The speech outlined the governments proposed policies and legislation which primarily included delivering a Brexit deal that works for all parts of the UK and ‘building a stronger, fairer country by strengthening our economy, tackling injustice and promoting opportunity and aspiration.’
The supporting documentation confirms 27 Bills and draft Bills which are expected to be in the legislative programme, which will deliver on these themes.
Due to the unexpected election, tax measures such as the Making Tax Digital for Business legislation was put on hold prior to the election. However, the speech and supporting documentation made little reference to these delayed tax measures.
The reference to tax legislation states: ‘The programme will also include three Finance Bills to implement budget decisions. Summer Finance Bill 2017 will include a range of tax measures including those to tackle avoidance. The programme will also include a technical Bill to ratify several minor EU agreements and further Bills, which will be announced in due course, to effect the UK’s withdrawal from the EU. The government will also be taking forward a range of other measures which may not require primary legislation.’
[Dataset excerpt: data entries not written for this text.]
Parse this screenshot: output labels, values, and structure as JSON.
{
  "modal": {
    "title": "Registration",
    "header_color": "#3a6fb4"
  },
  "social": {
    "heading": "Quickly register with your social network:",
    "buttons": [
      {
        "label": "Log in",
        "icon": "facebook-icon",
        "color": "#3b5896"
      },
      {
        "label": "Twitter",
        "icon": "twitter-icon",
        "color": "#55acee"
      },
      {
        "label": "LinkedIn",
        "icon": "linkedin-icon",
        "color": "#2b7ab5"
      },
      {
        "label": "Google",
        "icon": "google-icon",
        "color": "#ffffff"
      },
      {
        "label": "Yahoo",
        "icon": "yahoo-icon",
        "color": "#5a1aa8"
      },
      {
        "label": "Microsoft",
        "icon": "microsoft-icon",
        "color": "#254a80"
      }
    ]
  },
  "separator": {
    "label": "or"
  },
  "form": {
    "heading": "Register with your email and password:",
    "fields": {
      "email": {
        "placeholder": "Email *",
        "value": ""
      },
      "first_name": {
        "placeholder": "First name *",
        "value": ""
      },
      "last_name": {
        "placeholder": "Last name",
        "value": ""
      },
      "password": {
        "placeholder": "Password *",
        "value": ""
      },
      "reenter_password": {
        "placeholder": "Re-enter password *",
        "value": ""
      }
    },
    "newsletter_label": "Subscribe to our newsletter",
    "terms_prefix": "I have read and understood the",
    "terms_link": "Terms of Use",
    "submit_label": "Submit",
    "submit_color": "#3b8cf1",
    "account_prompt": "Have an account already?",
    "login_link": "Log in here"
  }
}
What does this mean for SME’s?
Indicating its importance, the Queens opening line focused on the need ‘to secure the best possible deal as the country leave the European Union.’ It includes the Repeal Bill which will overturn the 1972 Act that took Britain into the European Economic Community. There are several other Brexit-related measures that includes:
- The Customs Bill which will ensure the UK has a standalone customs regime after exiting the EU
- Flexibility for future trade agreements with the EU and other countries
- Changes can be made to the UK’s VAT and excise systems whatever the outcome of negotiations
- That the government can collect customs duties, administer the customs regime and tackle duty evasion
- Control over the import and export of goods
In addition, the Trade Bill will establish a framework to allow Britain to negotiate free trade deals with countries around the world, ensuring British companies are protected from unfair trading practices.
Furthermore, the National Insurance Contributions Bill (NIC) will legislate for the National Insurance contributions changes announced in the 2016 budget and autumn statement. This will also seek to ensure the NIC’s system is much fairer and straightforward.
Also, the documents accompanying the speech confirm that the legislation does not include the unexplained changes to national insurance for self-employed which the government was forced to cancel after strong protests from many business groups.